Return of the Living Dead is nowhere near a gory film to the likes of other films it borrows from. The main makeup FX are done by William Munns and Kenny Myers (Return of the Living Dead 2, Friday the 13th Part 3). Unfortunately, you don't get enough close-up scenes of the zombies that have emerged from the grave. A couple of the open headshots with brains seeping out are exceptionally wicked, though. The big reason this is so ghastly is because authentic cow brains were used, and the actors had to eat them in actuality. It makes the brain eating scenes as valid as they could possibly look back when this movie was made. The best elements in terms of FX are the split dogs, Tarman zombie (who received the name due to his extra oily look), a scene of acid being thrown into the eyes of a zombie and the half-corpse zombie (FX done by Tony Gardner, Stir of Echoes, Army of Darkness); who actually gives off all of the factoids on why the dead eat brains.

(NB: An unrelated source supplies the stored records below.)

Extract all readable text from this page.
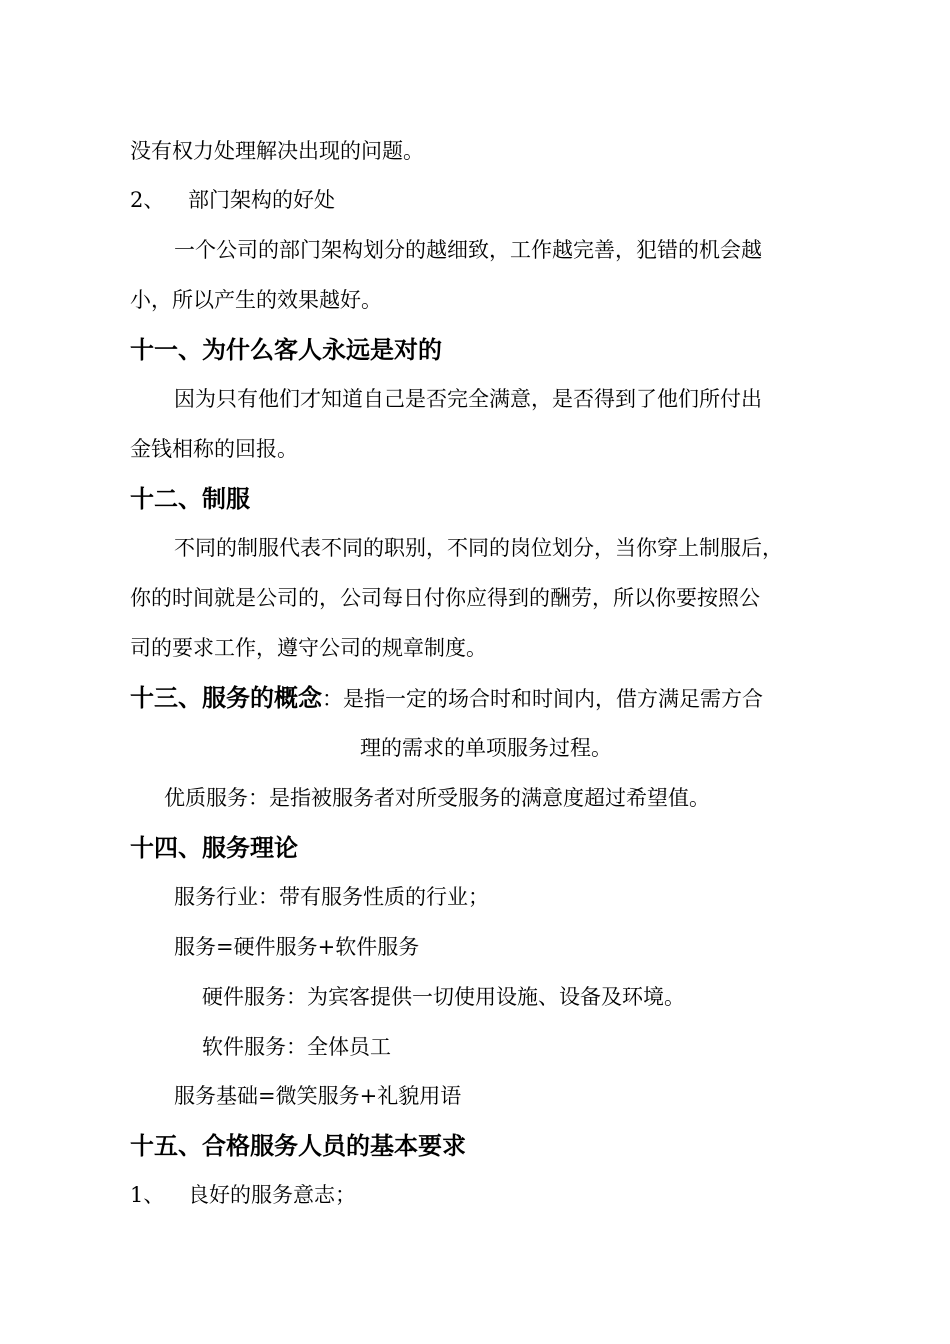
没有权力处理解决出现的问题。
2、 部门架构的好处
一个公司的部门架构划分的越细致，工作越完善，犯错的机会越
小，所以产生的效果越好。
十一、为什么客人永远是对的
因为只有他们才知道自己是否完全满意，是否得到了他们所付出
金钱相称的回报。
十二、制服
不同的制服代表不同的职别，不同的岗位划分，当你穿上制服后，
你的时间就是公司的，公司每日付你应得到的酬劳，所以你要按照公
司的要求工作，遵守公司的规章制度。
十三、服务的概念：是指一定的场合时和时间内，借方满足需方合
理的需求的单项服务过程。
优质服务：是指被服务者对所受服务的满意度超过希望值。
十四、服务理论
服务行业：带有服务性质的行业；
服务=硬件服务+软件服务
硬件服务：为宾客提供一切使用设施、设备及环境。
软件服务：全体员工
服务基础=微笑服务+礼貌用语
十五、合格服务人员的基本要求
1、 良好的服务意志；
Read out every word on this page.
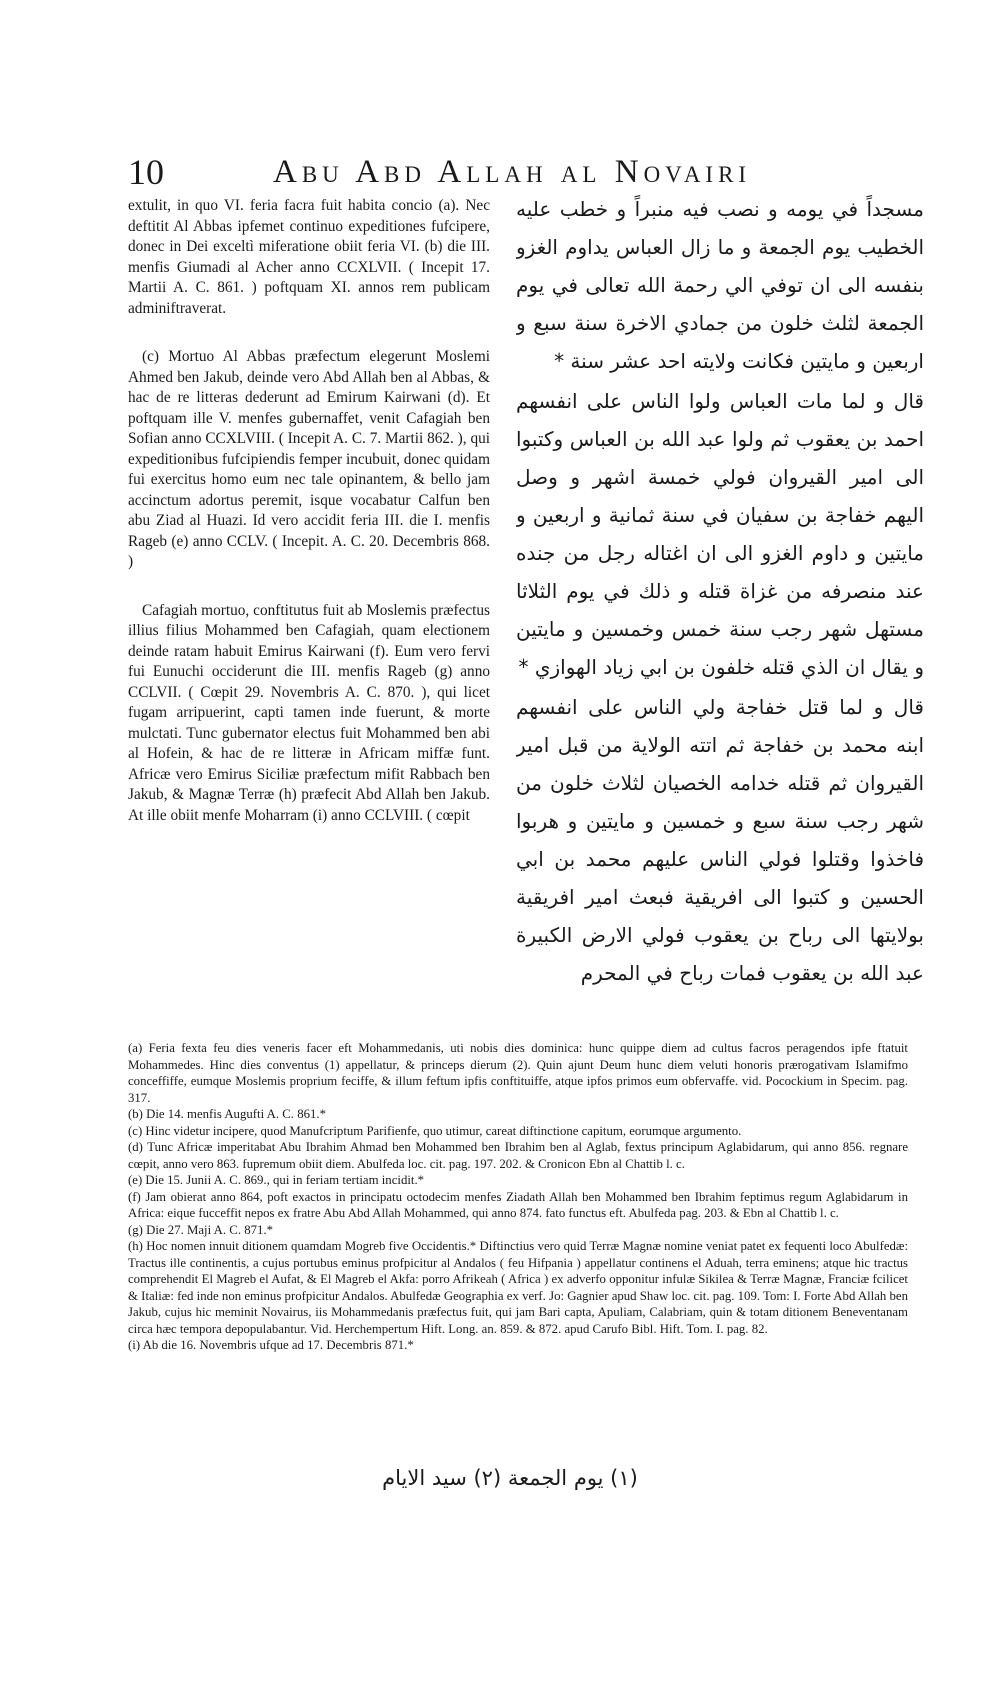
10	Abu Abd Allah al Novairi

extulit, in quo VI. feria facra fuit habita concio (a). Nec deftitit Al Abbas ipfemet continuo expeditiones fufcipere, donec in Dei exceltì miferatione obiit feria VI. (b) die III. menfis Giumadi al Acher anno CCXLVII. ( Incepit 17. Martii A. C. 861. ) poftquam XI. annos rem publicam adminiftraverat.

(c) Mortuo Al Abbas præfectum elegerunt Moslemi Ahmed ben Jakub, deinde vero Abd Allah ben al Abbas, & hac de re litteras dederunt ad Emirum Kairwani (d). Et poftquam ille V. menfes gubernaffet, venit Cafagiah ben Sofian anno CCXLVIII. ( Incepit A. C. 7. Martii 862. ), qui expeditionibus fufcipiendis femper incubuit, donec quidam fui exercitus homo eum nec tale opinantem, & bello jam accinctum adortus peremit, isque vocabatur Calfun ben abu Ziad al Huazi. Id vero accidit feria III. die I. menfis Rageb (e) anno CCLV. ( Incepit. A. C. 20. Decembris 868. )

Cafagiah mortuo, conftitutus fuit ab Moslemis præfectus illius filius Mohammed ben Cafagiah, quam electionem deinde ratam habuit Emirus Kairwani (f). Eum vero fervi fui Eunuchi occiderunt die III. menfis Rageb (g) anno CCLVII. ( Cœpit 29. Novembris A. C. 870. ), qui licet fugam arripuerint, capti tamen inde fuerunt, & morte mulctati. Tunc gubernator electus fuit Mohammed ben abi al Hofein, & hac de re litteræ in Africam miffæ funt. Africæ vero Emirus Siciliæ præfectum mifit Rabbach ben Jakub, & Magnæ Terræ (h) præfecit Abd Allah ben Jakub. At ille obiit menfe Moharram (i) anno CCLVIII. ( cœpit

مسجداً في يومه و نصب فيه منبراً و خطب عليه الخطيب يوم الجمعة و ما زال العباس يداوم الغزو بنفسه الى ان توفي الي رحمة الله تعالى في يوم الجمعة لثلث خلون من جمادي الاخرة سنة سبع و اربعين و مايتين فكانت ولايته احد عشر سنة *

قال و لما مات العباس ولوا الناس على انفسهم احمد بن يعقوب ثم ولوا عبد الله بن العباس وكتبوا الى امير القيروان فولي خمسة اشهر و وصل اليهم خفاجة بن سفيان في سنة ثمانية و اربعين و مايتين و داوم الغزو الى ان اغتاله رجل من جنده عند منصرفه من غزاة قتله و ذلك في يوم الثلاثا مستهل شهر رجب سنة خمس وخمسين و مايتين و يقال ان الذي قتله خلفون بن ابي زياد الهوازي *

قال و لما قتل خفاجة ولي الناس على انفسهم ابنه محمد بن خفاجة ثم اتته الولاية من قبل امير القيروان ثم قتله خدامه الخصيان لثلاث خلون من شهر رجب سنة سبع و خمسين و مايتين و هربوا فاخذوا وقتلوا فولي الناس عليهم محمد بن ابي الحسين و كتبوا الى افريقية فبعث امير افريقية بولايتها الى رباح بن يعقوب فولي الارض الكبيرة عبد الله بن يعقوب فمات رباح في المحرم

(a) Feria fexta feu dies veneris facer eft Mohammedanis, uti nobis dies dominica: hunc quippe diem ad cultus facros peragendos ipfe ftatuit Mohammedes. Hinc dies conventus (1) appellatur, & princeps dierum (2). Quin ajunt Deum hunc diem veluti honoris prærogativam Islamifmo conceffiffe, eumque Moslemis proprium feciffe, & illum feftum ipfis conftituiffe, atque ipfos primos eum obfervaffe. vid. Pocockium in Specim. pag. 317.

(b) Die 14. menfis Augufti A. C. 861.*

(c) Hinc videtur incipere, quod Manufcriptum Parifienfe, quo utimur, careat diftinctione capitum, eorumque argumento.

(d) Tunc Africæ imperitabat Abu Ibrahim Ahmad ben Mohammed ben Ibrahim ben al Aglab, fextus principum Aglabidarum, qui anno 856. regnare cœpit, anno vero 863. fupremum obiit diem. Abulfeda loc. cit. pag. 197. 202. & Cronicon Ebn al Chattib l. c.

(e) Die 15. Junii A. C. 869., qui in feriam tertiam incidit.*

(f) Jam obierat anno 864, poft exactos in principatu octodecim menfes Ziadath Allah ben Mohammed ben Ibrahim feptimus regum Aglabidarum in Africa: eique fucceffit nepos ex fratre Abu Abd Allah Mohammed, qui anno 874. fato functus eft. Abulfeda pag. 203. & Ebn al Chattib l. c.

(g) Die 27. Maji A. C. 871.*

(h) Hoc nomen innuit ditionem quamdam Mogreb five Occidentis.* Diftinctius vero quid Terræ Magnæ nomine veniat patet ex fequenti loco Abulfedæ: Tractus ille continentis, a cujus portubus eminus profpicitur al Andalos ( feu Hifpania ) appellatur continens el Aduah, terra eminens; atque hic tractus comprehendit El Magreb el Aufat, & El Magreb el Akfa: porro Afrikeah ( Africa ) ex adverfo opponitur infulæ Sikilea & Terræ Magnæ, Franciæ fcilicet & Italiæ: fed inde non eminus profpicitur Andalos. Abulfedæ Geographia ex verf. Jo: Gagnier apud Shaw loc. cit. pag. 109. Tom: I. Forte Abd Allah ben Jakub, cujus hic meminit Novairus, iis Mohammedanis præfectus fuit, qui jam Bari capta, Apuliam, Calabriam, quin & totam ditionem Beneventanam circa hæc tempora depopulabantur. Vid. Herchempertum Hift. Long. an. 859. & 872. apud Carufo Bibl. Hift. Tom. I. pag. 82.

(i) Ab die 16. Novembris ufque ad 17. Decembris 871.*

(١) يوم الجمعة (٢) سيد الايام
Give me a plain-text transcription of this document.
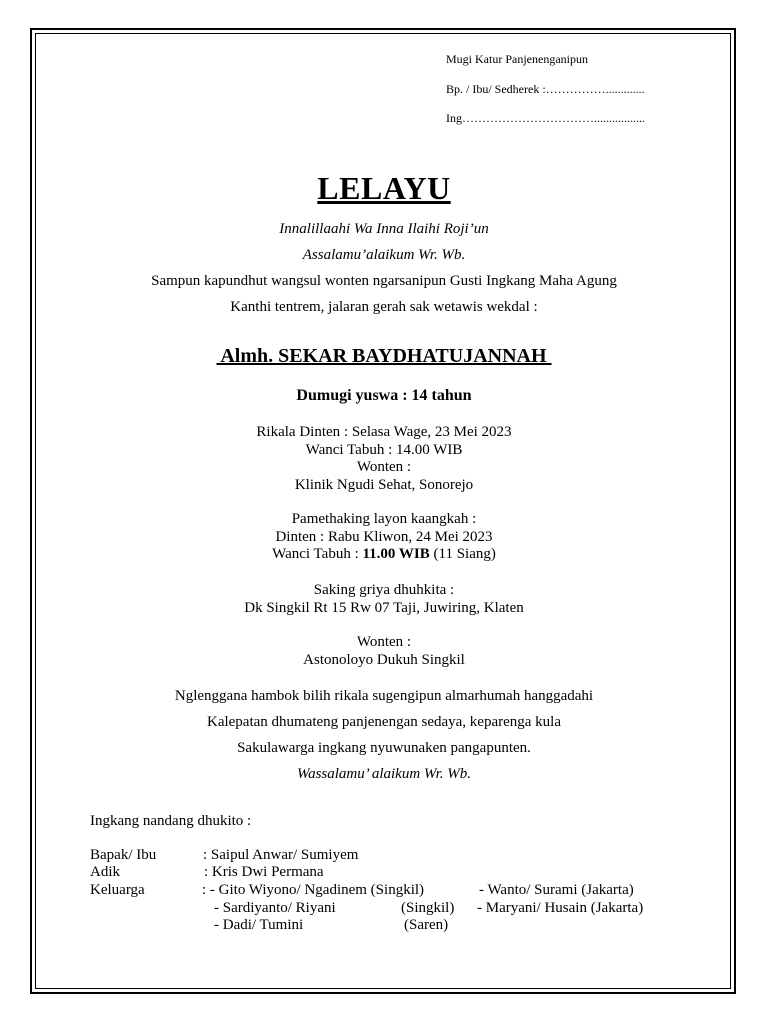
Mugi Katur Panjenenganipun
Bp. / Ibu/ Sedherek :…………….............
Ing…………………………….................
LELAYU
Innalillaahi Wa Inna Ilaihi Roji’un
Assalamu’alaikum Wr. Wb.
Sampun kapundhut wangsul wonten ngarsanipun Gusti Ingkang Maha Agung
Kanthi tentrem, jalaran gerah sak wetawis wekdal :
Almh. SEKAR BAYDHATUJANNAH
Dumugi yuswa : 14 tahun
Rikala Dinten : Selasa Wage, 23 Mei 2023
Wanci Tabuh : 14.00 WIB
Wonten :
Klinik Ngudi Sehat, Sonorejo
Pamethaking layon kaangkah :
Dinten : Rabu Kliwon, 24 Mei 2023
Wanci Tabuh : 11.00 WIB (11 Siang)
Saking griya dhuhkita :
Dk Singkil Rt 15 Rw 07 Taji, Juwiring, Klaten
Wonten :
Astonoloyo Dukuh Singkil
Nglenggana hambok bilih rikala sugengipun almarhumah hanggadahi
Kalepatan dhumateng panjenengan sedaya, keparenga kula
Sakulawarga ingkang nyuwunaken pangapunten.
Wassalamu’ alaikum Wr. Wb.
Ingkang nandang dhukito :
Bapak/ Ibu	: Saipul Anwar/ Sumiyem
Adik	: Kris Dwi Permana
Keluarga	: - Gito Wiyono/ Ngadinem (Singkil)	- Wanto/ Surami (Jakarta)
- Sardiyanto/ Riyani	(Singkil) - Maryani/ Husain (Jakarta)
- Dadi/ Tumini	(Saren)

There is no doubt that this movie accumulated a somewhat large cult following over the years; and that it deserves. It was the ideal zombie comedy for its time. Sure, when observed now it is easy to pick out all of the mistakes it has; but it still manages to be a lot of fun. Return of the Living Dead has generated two fairly successful and commendable sequels with a fourth one on the way; as well as rumors of a television series. The best thing now is that the original is no longer hard to obtain, and it's rather low-priced. The MGM DVD edition is presented in wide screen or full screen aspects, and they really cleaned this flick up. Thom Mathews' hideous rat-tail is easy to see now, plus additional things that were excessively shady on the video transfer. The sound has been enhanced too. For special features there is a commentary with Director/Writer Dan O'Bannon, production designer William Stout, a "Designing the Dead" featurette, conceptual art work by William Stout, TV spots plus a G-rated and R-Rated theatrical trailer. The commentary gives off a lot of good tidbits, such as the dissatisfactions from the director, as well as the things he liked. Check it out.